Google Wave: The End of Reply-to-All… and More!

April 12, 2010 in news by dave


Got an hour or two? If you haven’t checked out Google Wave, here’s a little summary:

Unveiled at G10. Lars and Jens Rasmussen, from such revolutionary apps as Google Maps, Google Wave is “part conversation, part document”. That’s my favorite tagline so far, but it’s hard to boil Wave down to a single catchphrase. This is Google’s attempt to look at email “as if it were invented today”, and not 40 years ago and it is not an understatement to say that its pushing the limit of what’s possible inside a web browser.
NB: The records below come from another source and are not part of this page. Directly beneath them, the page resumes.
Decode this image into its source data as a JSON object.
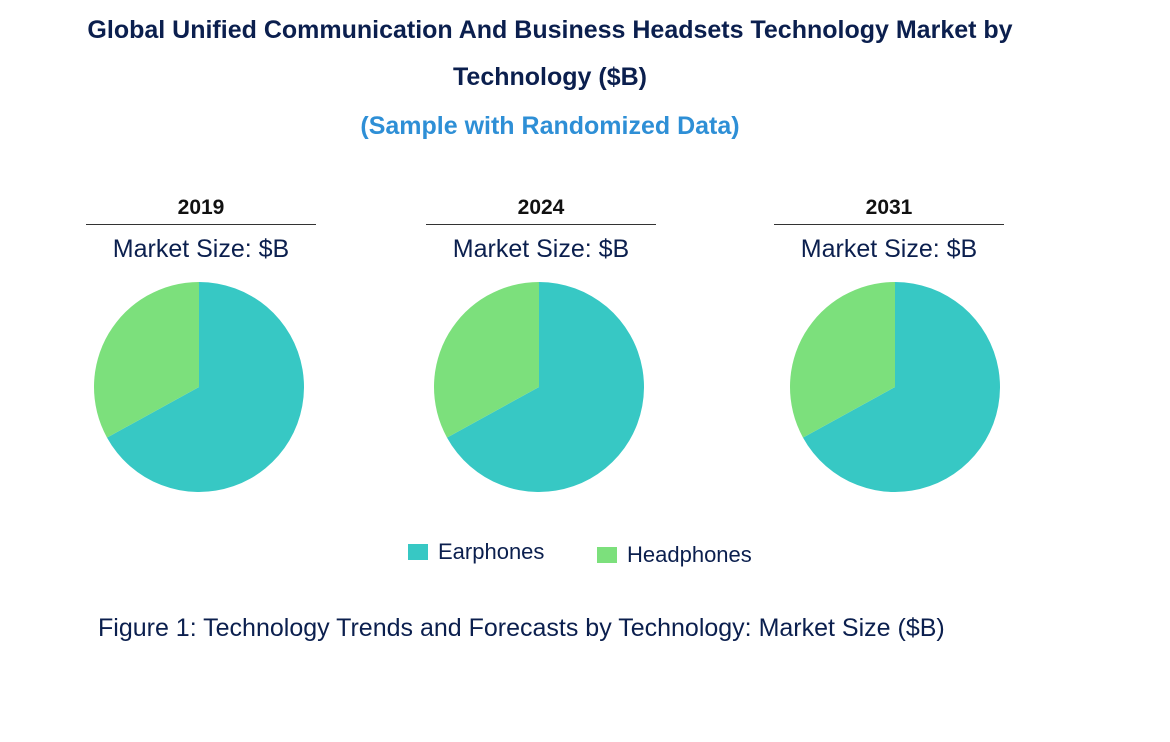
{
  "title_line1": "Global Unified Communication And Business Headsets Technology Market by",
  "title_line2": "Technology ($B)",
  "subtitle": "(Sample with Randomized Data)",
  "caption": "Figure 1: Technology Trends and Forecasts by Technology: Market Size ($B)",
  "colors": {
    "Earphones": "#37c8c4",
    "Headphones": "#7ce07c"
  },
  "chart_data": [
    {
      "type": "pie",
      "title": "2019",
      "subtitle": "Market Size: $B",
      "labels": [
        "Earphones",
        "Headphones"
      ],
      "values": [
        67,
        33
      ]
    },
    {
      "type": "pie",
      "title": "2024",
      "subtitle": "Market Size: $B",
      "labels": [
        "Earphones",
        "Headphones"
      ],
      "values": [
        67,
        33
      ]
    },
    {
      "type": "pie",
      "title": "2031",
      "subtitle": "Market Size: $B",
      "labels": [
        "Earphones",
        "Headphones"
      ],
      "values": [
        67,
        33
      ]
    }
  ],
  "legend": [
    {
      "label": "Earphones"
    },
    {
      "label": "Headphones"
    }
  ]
}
A “Wave” is a live email, if you will. It starts off as a blank document, to which you add participants and content. Members of the Wave can then can add blog-style threaded comments to any part of the message, which you can then reply to in kind. This wiki-type openness all takes place in real-time, which means it can also double as an IM client since it shows other contributors’ messages as they type it. Add to this support for Gears’ drag-and-drop photos, videos, maps, and other media, which appear in the Wave in real-time, and you’ve got a pretty slick platform communicating – in soooo many different ways.

And it is is a platform as well as a product. Not only can you embed a Wave into any website (so, for example, comments from your website will appear – in real time – on the Wave, too), but Google is going to offer this as a stand-alone, open-source server-side app, complete with developer APIs, enabling companies, groups, individuals or anyone else to run their own Wave site.

So what does this mean in practical terms? Well, you have to see it to understand it fully (watch the video?), but this time Google might really be on to something. Wave takes the best elements of social networks (contact management, social organization and media sharing) and merges it with their online, cloud-based document editing tools, and it turns into what could very well be the model for the successor to email itself.

You can get more info on Google Wave straight from Google, or Mashable has a few good articles outlining Wave features and its potential. They’re even running a contest for the best Google Wave Extension!

Wave is a very clever new platform and we should all be keeping our eye on it as Google gets closer to launch. Who knows – this time next year you might be reading this post on a wavelet, not a WordPress blog!